Une nouvelle évaluation du niveau de vie des ménages
La pauvreté multidimensionnelle a considérablement diminué, passant de 9,1% en 2014 à 5,7% en 2022, surtout en milieu rural, où le taux est passé de 19,4% à 11,2%, tandis qu’en milieu urbain, il a progressé de 2,2% à 2,6%.

L’analyse des déterminants de la réduction de la pauvreté montre que les politiques sociales en faveur des plus pauvres ont permis à ces couches de la population de mieux bénéficier des fruits de la croissance.

L’accentuation de l’indice de Gini, et l’évolution à la marge du niveau de vie des classes intermédiaires, quant à elles, révèlent la nécessité de politiques publiques redistributives volontaristes à l’adresse de la classe moyenne, en vue de répondre à l’enjeu de réduction des inégalités.

À noter que l’inflexion dans la trajectoire d’amélioration des différents indicateurs, de 2019 à 2022, une période marquée par la pandémie Covid-19, nécessite une nouvelle évaluation du niveau de vie des ménages afin de distinguer ce qui relève du structurel et ce qui relève du conjoncturel. Deux régions affichent des taux de pauvreté multidimensionnelle à deux chiffres : Béni Mellal-Khénifra (11,6%) et Fès-Meknès (10,4%). Ces deux régions concentrent, à elles seules, plus de 40% de la population en situation de pauvreté multidimensionnelle.

Décélération entre 2019 et 2022 après Covid
Par ailleurs, entre 2014 et 2022, la dépense annuelle moyenne par ménage est passée de 76.317 DH à 83.713 DH à l’échelle nationale correspondant à 95.386 DH en milieu urbain et à 56.769 DH en milieu rural. Ramenée à l’échelle individuelle, la dépense annuelle moyenne par personne est passée de 15.876 DH en 2014 à 20.658 DH en 2022. Elle a ainsi progressé, aux prix constants, à un taux annuel moyen de 1,1% entre 2014 et 2022, passant de 3,1% entre 2014 et 2019 à -3,1% entre 2019 et 2022.

Sur ce dernier point, des changements significatifs ont été constatés dans la consommation des ménages avec plus de charges pour l’alimentation et moins de dépenses de loisirs compte tenu du contexte inflationniste qui a marqué cette période.

Concernant les dépenses dans le budget total des ménages, la part des dépenses alimentaires a augmenté de 37% en 2014 à 38,2% en 2022 alors que les dépenses d’habitation et d’énergie sont passées de 23% à 25,4% ; les dépenses d’hygiène de 2,7% à 3,9% et les dépenses de communication de 2,2% à 2,6%.

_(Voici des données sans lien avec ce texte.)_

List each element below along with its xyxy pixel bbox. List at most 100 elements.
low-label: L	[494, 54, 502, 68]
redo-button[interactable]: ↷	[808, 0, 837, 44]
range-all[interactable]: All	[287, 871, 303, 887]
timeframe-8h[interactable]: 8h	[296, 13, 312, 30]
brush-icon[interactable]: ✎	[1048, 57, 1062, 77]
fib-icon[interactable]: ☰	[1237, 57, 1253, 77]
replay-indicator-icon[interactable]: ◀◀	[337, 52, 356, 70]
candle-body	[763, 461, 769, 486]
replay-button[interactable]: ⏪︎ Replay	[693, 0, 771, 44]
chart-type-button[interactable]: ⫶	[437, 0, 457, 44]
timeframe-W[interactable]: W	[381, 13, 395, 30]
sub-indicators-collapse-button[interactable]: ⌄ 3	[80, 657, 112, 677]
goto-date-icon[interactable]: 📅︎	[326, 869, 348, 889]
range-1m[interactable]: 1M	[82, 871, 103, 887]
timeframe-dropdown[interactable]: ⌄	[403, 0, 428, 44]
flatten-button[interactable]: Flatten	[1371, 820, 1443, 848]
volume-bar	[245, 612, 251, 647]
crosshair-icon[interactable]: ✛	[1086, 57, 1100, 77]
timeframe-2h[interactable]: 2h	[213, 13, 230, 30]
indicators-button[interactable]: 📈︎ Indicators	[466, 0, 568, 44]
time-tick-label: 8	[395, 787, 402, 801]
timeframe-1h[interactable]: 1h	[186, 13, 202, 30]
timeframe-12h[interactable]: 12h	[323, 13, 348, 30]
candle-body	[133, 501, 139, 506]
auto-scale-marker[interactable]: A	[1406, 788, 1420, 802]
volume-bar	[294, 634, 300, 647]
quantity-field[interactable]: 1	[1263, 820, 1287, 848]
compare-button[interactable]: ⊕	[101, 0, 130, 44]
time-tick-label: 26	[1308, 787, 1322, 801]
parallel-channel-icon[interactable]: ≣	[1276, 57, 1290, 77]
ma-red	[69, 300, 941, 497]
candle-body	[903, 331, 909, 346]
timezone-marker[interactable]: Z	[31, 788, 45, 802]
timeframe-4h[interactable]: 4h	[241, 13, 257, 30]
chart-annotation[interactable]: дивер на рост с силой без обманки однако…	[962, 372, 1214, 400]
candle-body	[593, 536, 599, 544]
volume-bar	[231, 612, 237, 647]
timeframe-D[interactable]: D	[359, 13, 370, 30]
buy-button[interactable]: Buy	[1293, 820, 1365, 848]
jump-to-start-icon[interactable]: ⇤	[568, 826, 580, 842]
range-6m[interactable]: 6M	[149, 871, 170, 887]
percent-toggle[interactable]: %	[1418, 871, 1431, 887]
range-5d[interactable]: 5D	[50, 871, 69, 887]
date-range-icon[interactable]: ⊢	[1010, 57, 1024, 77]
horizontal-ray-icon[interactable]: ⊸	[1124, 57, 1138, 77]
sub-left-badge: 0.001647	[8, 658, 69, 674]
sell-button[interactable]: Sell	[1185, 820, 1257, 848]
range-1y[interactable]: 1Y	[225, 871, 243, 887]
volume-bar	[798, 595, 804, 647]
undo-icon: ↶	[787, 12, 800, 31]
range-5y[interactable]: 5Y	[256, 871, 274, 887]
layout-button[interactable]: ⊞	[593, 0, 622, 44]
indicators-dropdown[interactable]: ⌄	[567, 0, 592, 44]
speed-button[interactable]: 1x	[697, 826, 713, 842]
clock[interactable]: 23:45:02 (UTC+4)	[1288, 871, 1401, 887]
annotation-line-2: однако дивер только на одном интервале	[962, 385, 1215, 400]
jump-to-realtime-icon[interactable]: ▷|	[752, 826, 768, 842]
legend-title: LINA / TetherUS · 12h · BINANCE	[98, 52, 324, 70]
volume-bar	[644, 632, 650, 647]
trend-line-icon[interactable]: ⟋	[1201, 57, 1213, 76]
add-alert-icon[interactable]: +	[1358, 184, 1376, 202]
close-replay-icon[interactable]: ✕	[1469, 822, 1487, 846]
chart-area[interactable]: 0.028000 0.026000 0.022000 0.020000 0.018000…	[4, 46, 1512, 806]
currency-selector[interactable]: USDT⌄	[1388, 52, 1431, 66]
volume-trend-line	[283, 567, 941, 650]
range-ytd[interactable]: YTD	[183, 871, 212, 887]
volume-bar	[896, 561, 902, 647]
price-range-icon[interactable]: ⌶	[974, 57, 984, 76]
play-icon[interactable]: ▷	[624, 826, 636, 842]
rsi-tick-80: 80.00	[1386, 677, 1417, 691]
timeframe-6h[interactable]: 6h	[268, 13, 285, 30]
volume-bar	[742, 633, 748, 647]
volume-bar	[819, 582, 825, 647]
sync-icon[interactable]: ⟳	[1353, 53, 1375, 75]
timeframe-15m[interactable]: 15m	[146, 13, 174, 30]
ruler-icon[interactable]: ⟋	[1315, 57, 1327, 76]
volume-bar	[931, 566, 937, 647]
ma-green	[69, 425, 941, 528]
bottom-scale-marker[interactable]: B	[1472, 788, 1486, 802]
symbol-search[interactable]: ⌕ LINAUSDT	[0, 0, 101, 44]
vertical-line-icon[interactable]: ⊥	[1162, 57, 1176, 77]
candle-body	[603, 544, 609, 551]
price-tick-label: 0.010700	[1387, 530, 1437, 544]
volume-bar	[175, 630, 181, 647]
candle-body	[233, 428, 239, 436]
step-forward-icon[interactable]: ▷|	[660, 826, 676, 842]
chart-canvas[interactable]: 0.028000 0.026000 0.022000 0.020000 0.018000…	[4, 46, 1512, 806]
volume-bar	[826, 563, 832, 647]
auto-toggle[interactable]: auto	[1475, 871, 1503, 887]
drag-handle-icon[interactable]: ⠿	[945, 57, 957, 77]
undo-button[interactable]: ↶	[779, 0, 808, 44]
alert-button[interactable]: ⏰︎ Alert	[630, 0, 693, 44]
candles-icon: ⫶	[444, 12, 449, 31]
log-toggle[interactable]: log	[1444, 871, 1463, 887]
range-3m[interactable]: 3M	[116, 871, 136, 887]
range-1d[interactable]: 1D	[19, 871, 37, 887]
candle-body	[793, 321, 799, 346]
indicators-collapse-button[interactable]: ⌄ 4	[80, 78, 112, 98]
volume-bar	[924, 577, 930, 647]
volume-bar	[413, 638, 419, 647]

En revanche, les dépenses de soins de santé ont diminué de 6,1% à 5,9% ; les dépenses de transport ont baissé de 7,1% à 5,8% alors que les dépenses d’équipements ménagers sont passées de 3,2% à 2,3% et les dépenses de loisirs et culture de 1,9% à 0,5%.

Par ailleurs, plus de la moitié des revenus des ménages provient des salaires (35%) et des transferts (21%). De ce fait, les revenus salariaux représentent la principale source de revenu pour les ménages. Cette proportion est de 36,4% en milieu urbain et de 29,5% en milieu rural. Les transferts publics et privés représentent 21,3% du revenu total, avec une proportion de 22,8% en milieu urbain et de 15,1% en milieu rural.